Elasecutor is a novel executor scheduler for data analytics systems. It dynamically allocates and explicitly sizes resources to executors over time according to the predicted time-varying resource demands. Rather than placing executors using their peak demand, Elasecutor strategically assigns them to machines based on a concept called dominant remaining resource to minimize resource fragmentation. Elasecutor further adaptively reprovisions resources in order to tolerate inaccurate demand prediction.

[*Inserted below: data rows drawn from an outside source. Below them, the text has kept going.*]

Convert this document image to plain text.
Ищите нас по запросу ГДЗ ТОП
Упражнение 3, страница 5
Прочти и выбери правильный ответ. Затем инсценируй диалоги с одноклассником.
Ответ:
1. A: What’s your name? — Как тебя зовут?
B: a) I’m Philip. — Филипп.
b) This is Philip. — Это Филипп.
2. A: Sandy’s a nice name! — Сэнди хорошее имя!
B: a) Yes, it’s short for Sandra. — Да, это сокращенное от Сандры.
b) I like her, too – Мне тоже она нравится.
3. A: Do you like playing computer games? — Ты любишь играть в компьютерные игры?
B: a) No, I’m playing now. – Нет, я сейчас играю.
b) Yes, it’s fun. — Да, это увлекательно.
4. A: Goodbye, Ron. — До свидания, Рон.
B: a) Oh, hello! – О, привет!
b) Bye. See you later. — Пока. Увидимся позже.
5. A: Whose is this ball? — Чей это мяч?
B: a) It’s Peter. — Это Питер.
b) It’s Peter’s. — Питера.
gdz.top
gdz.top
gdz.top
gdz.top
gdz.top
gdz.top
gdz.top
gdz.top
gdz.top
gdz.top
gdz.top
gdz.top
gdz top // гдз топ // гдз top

Spark 2.1.0, Hadoop 2.6.0, Ubuntu 16.04.2 LTS (Kernel 4.4.0), OpenJDK 7u85, cgroups management tools, psutil, Scala 2.10.4, Python 3
$ build/mvn -DskipTests clean package
Besides the sheduler module, Elasecutor consists of many components: Monitor Surrogate, Reprovisioning Module, Prediction Module, and Resource Usage Depository (RUD). To make them work, you need to start them manually.
Start Monitor Surrogate at each slave server using the following command:
$ python resMon.py
To start RUD at master server, run:
$ python collect.py
The RUD would connect to the Monitor Surrogate to get resource profiles.
Next, start Prediction Module at master server, run:
$ python predict.py
Finally, compile the subsystem at each slave server and correspondingly start Allocation Module.
We use the the workloads from HiBench.
Please read Architecture.md for more system design details.